Delegates to the meeting charged that state- and military-owned Vietnamese companies were “exploiting Laos’s economy and looting its natural resources and treasury in an environment of systemic corruption and lack of transparency,” the statement said. Wang Yee Vang, secretary general of the Lao National Federation, said he received reports from home that Vietnamese were flooding his country, occupying vast tracts of land and displacing natives.
“Many Laotians were promised better returns and asked to move out of their farmlands to new areas but they end up being unemployed,” he told AFP after the meeting. “When they return to their original farmlands, they see the Vietnamese have taken them over.” Vang urged the US Congress to live up to legislation that it had passed in May seeking to stop the Lao regime’s “oppression and killing of its own people and egregious human rights violations.”
Vietnam still has considerable political influence in Laos, where it had kept an official military presence until 1989. It has repeatedly denied its troops are still active across the border. Troops from the Lao regime, backed by Vietnamese aircraft and weapons and in some cases soldiers, have launched a campaign to wipe out the Hmong tribe in Laos, conference participants said.
The Hmong people were hired by the US Central Intelligence Agency (CIA) during the Vietnam War to fight North Vietnamese and Pathet Lao troops. The North Vietnamese eventually gained control of Vietnam and helped the Pathet Lao to occupy the neighboring state.“SRV Vietnamese military generals, officials and advisors clandestinely, directly and indirectly control all government ministries in Laos through various state organs, committees, agents and agents of influence,” the joint statement said.

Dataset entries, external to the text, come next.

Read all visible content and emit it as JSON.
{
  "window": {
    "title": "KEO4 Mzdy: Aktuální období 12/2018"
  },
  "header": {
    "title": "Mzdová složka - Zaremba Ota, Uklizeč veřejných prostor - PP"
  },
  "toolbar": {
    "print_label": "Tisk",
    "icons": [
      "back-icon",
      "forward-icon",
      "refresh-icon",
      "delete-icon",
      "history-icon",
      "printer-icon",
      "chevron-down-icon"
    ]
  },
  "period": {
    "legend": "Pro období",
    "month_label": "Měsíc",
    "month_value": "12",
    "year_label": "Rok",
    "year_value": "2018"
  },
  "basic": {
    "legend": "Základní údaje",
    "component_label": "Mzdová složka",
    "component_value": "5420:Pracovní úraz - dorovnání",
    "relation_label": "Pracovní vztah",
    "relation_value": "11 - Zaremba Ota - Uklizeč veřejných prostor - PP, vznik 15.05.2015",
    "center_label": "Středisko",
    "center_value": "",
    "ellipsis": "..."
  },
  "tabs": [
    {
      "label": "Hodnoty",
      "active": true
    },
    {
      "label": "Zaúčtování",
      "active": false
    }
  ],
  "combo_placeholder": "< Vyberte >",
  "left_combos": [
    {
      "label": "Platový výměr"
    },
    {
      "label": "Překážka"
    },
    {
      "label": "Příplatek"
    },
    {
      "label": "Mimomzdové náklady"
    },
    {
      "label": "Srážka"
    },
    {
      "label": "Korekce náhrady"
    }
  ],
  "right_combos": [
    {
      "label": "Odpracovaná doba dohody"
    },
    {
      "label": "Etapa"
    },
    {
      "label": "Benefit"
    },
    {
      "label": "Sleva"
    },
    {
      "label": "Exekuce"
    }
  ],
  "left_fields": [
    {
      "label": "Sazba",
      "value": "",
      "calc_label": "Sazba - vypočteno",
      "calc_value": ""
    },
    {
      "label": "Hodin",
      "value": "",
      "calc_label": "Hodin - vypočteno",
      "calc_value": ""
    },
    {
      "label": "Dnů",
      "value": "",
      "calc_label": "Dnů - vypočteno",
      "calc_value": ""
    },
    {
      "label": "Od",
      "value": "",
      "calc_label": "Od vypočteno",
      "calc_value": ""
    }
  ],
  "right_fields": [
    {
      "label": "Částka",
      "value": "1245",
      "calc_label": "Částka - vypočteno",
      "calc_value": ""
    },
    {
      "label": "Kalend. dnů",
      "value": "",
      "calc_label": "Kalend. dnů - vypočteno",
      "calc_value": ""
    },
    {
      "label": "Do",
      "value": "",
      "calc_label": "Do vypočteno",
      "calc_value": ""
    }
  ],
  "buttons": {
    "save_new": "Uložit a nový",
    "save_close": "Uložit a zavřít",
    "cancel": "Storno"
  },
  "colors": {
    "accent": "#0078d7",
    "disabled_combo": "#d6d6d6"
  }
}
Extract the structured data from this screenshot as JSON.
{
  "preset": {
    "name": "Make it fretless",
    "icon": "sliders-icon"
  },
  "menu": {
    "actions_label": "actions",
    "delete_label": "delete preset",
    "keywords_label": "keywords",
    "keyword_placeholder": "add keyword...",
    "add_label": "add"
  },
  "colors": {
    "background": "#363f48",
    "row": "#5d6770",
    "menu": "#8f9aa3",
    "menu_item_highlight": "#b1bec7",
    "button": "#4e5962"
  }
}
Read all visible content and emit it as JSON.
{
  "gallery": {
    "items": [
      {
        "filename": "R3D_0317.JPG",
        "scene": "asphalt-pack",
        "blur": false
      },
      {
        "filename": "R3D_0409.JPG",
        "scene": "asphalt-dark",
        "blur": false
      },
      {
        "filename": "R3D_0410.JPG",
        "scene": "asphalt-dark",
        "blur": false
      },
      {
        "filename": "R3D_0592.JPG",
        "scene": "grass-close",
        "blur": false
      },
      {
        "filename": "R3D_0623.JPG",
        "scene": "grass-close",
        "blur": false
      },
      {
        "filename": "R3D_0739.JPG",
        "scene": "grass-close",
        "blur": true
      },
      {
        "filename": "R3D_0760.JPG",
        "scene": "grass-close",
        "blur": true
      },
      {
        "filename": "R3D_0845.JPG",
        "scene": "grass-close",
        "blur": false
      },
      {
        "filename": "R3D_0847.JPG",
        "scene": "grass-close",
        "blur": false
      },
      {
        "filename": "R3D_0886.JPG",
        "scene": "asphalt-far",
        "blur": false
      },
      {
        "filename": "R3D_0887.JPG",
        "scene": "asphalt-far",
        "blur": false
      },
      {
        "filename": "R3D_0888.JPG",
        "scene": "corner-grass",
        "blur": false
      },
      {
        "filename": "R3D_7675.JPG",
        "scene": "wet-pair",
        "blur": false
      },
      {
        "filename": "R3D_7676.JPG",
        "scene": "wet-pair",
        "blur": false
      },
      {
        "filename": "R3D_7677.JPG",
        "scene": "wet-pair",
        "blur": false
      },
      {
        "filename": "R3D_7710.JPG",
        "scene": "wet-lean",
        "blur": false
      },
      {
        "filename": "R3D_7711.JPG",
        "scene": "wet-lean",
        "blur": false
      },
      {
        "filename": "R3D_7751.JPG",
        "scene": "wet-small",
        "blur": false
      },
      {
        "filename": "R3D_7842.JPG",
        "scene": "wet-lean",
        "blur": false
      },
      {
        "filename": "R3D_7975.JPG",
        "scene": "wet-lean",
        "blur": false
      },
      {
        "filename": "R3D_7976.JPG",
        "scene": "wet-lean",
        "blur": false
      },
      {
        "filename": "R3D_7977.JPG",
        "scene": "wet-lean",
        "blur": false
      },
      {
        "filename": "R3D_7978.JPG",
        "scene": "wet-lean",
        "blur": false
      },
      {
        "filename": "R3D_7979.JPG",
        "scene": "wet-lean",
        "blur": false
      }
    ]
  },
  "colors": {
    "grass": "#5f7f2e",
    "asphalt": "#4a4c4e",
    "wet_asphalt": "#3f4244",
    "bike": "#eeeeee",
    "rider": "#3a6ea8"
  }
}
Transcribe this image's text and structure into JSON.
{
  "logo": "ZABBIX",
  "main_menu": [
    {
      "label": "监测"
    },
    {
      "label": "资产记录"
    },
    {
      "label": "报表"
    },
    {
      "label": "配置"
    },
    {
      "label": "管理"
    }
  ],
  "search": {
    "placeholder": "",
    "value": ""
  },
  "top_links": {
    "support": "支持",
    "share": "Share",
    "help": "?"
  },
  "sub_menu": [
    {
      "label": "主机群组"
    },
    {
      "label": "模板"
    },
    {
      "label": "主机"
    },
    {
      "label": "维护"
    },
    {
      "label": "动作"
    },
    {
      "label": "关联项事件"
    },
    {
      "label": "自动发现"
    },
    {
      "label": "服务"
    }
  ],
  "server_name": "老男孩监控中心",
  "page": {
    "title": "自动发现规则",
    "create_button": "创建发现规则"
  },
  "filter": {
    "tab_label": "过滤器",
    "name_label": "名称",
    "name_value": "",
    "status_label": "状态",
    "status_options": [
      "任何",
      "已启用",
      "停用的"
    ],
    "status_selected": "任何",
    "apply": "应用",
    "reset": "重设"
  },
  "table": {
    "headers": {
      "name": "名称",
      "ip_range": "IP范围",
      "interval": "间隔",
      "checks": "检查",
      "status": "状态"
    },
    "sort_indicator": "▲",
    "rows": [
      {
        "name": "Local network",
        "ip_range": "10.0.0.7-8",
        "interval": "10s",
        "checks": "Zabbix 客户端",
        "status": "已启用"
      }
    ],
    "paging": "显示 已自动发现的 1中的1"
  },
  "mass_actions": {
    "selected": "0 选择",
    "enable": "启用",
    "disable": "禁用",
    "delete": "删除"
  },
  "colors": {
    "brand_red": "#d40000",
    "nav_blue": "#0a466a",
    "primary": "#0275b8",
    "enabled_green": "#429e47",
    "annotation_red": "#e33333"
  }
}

Philip Smith, Washington director of the Lao Veterans of America, said the World Bank should not approve financing for a 1.2 billion dollar proposed dam project in Laos “because if it is implemented, revenue may end up in the private bank accounts of some of the generals in Hanoi.” “We also believe the dam will be a disaster both economically and ecologically and will not better the plate of ordinary Laotians and likely enrich the governing elite in Laos,” he said.
The World Bank has just started an appraisal process for the hydroelectric dam project, to be undertaken by the global arm of French state-owned Electricite de France and other groups. Smith said the United States should lead international pressure to push for democracy and other fundamental rights in Laos, which would be hosting an annual meeting of the Association of Southeast Asian Nations (ASEAN) in July.
Foreign ministers from the 10 ASEAN states as well as their key trading partners, including the United States, European Union, Japan and China, would participate in the talks in the Laotian capital. “If the US considers ASEAN significant, one would hope for accountability and positive change in Laos,” he said.